Toyota Release Plug-In Hybrid Conversion Kits

June 15, 2008

Toyota Release Plug-In Hybrid Conversion KitsNow called A123 Hymotion—reflecting its purchase by battery maker A123 Systems—the company launched its new L5 Plug-In Conversion Module. This supplements the Prius’s stock 1.3-kWh nickel-metal-hydride battery pack with a 5-kWh pack based on A123’s iron nanophosphate lithium ion cells.

Interestingly, the six initial installers include four Toyota dealerships. They’re in Boston, Los Angeles, Minneapolis, and Washington, DC—the non-dealership installers are Green Gears in San Francisco, and Green Car Company in Seattle. You still have to order the module through the Hymotion website, but Prius owners who want to expand their full-electric running time and juice it up from the wall socket at night can now benefit from one-stop shopping.

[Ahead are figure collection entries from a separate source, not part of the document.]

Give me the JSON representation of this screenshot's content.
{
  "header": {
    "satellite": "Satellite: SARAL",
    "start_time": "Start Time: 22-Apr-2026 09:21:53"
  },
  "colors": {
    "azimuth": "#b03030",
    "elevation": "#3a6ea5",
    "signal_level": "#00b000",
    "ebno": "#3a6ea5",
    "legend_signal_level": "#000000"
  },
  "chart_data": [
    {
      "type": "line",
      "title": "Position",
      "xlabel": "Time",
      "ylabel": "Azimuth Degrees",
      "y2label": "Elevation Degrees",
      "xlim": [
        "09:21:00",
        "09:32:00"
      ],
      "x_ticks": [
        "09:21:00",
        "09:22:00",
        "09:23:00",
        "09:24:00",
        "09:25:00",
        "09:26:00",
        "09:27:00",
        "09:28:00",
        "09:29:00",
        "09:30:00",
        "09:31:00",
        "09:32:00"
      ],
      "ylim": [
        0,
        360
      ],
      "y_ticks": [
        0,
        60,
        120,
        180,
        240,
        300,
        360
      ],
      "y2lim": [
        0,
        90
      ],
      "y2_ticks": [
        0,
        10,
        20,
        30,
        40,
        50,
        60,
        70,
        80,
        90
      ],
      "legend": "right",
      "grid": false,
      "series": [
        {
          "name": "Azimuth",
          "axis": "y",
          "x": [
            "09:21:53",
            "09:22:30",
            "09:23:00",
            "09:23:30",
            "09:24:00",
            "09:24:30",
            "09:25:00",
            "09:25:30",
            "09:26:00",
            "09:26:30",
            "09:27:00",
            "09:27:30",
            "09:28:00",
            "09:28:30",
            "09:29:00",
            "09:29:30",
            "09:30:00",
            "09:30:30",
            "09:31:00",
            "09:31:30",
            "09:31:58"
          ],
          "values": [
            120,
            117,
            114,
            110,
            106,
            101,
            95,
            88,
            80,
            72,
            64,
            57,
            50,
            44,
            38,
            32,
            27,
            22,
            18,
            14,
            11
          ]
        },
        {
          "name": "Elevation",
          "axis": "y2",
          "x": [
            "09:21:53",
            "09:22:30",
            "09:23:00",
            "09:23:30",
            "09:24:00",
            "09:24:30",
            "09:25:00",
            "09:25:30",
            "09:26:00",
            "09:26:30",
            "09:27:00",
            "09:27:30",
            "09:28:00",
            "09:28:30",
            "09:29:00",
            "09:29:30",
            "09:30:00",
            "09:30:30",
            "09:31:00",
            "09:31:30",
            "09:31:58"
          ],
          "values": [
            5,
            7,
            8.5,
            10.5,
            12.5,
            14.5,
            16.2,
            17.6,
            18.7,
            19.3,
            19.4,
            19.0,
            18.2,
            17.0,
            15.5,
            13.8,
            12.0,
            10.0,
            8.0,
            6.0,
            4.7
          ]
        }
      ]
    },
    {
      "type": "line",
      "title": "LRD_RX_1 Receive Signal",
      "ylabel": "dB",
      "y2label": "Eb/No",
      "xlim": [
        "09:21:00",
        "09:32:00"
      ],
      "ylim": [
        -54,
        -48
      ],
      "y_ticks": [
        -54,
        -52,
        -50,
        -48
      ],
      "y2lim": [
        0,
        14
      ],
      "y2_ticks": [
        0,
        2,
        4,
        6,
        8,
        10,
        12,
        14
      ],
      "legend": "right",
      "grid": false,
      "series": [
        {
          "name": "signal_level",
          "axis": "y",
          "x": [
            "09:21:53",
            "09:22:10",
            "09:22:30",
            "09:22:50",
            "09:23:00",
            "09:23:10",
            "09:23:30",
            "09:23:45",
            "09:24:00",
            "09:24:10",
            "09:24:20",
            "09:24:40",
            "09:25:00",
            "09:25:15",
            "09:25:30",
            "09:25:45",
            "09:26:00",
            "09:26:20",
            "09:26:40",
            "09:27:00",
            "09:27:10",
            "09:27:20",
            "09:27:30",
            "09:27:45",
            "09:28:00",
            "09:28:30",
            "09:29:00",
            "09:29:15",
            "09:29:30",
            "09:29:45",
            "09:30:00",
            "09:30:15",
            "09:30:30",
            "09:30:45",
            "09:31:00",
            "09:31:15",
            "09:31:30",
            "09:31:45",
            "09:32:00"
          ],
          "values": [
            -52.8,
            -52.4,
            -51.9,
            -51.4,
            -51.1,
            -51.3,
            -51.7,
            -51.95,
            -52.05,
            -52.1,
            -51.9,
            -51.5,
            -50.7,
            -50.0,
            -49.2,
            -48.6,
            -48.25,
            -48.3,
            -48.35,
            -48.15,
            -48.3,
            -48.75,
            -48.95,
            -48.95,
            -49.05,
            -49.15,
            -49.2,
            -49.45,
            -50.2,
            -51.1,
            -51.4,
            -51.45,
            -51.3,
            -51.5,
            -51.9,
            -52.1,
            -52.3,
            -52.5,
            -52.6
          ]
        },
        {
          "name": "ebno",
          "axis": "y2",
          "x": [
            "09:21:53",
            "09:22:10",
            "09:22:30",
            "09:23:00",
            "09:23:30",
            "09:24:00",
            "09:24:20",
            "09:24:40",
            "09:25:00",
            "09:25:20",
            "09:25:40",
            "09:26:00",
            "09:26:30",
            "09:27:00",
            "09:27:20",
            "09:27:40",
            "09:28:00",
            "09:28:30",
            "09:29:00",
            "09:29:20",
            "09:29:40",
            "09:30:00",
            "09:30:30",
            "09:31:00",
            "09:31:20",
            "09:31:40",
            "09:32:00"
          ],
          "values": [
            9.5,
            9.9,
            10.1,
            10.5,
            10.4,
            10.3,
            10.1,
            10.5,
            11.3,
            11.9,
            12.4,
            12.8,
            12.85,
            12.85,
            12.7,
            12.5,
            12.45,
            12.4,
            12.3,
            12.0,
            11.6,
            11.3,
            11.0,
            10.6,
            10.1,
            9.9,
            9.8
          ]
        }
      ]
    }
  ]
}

It’s a “very significant” announcement, said Felix Kramer of plug-in advocacy group Calcars. “Considering a dealer’s main allegiance is to the company, it’s pretty colossal.”

Several features distinguish the new kit from others on the market. For one thing, it’s been engineered and crash-tested to meet all applicable federal new-car safety standards. For another, the converted car meets new-car emissions standards—which not every plug-in conversion does, including earlier versions of Hymotion’s own kit.

And finally, it costs a lot less than other lithium ion kits. For example, take the conversion offered by Hybrids Plus, of Boulder, Colorado. To get a “PHEV-30,” meaning a plug-in with roughly 30 miles of pure electric range, will cost you roughly $30,000 for the 4.5-kWh replacement pack plus another 4.5-kWh auxiliary pack—albeit installed. Those packs, by the way, also use A123’s cells.

Hymotion, on the other hand, quotes 30 to 40 miles of “electrically assisted” range for a third of that: $9,995 including installation and a three year warranty. Left unspecified thus far, is the actual distance that the Hymotion kit will run in pure electric mode, without switching on the internal combustion engine. The answer, as always, lies in the car’s duty cycle: how heavily it’s loaded, how aggressively it’s driven, the mix of speeds, and even such factors as how many hills it climbs.

According to Hymotion representative Lizzie Ames, the company isn’t making executives—or indeed anyone—available to the press for comment right now. So we’ll leave it to road testers to offer real-world experience. And no doubt the highly active plug-in hybrid community will weigh in, followed—we hope—by some official testing by the likes of Argonne National Labs (who tested the exhaust emissions from a previous iteration of the Hymotion kit).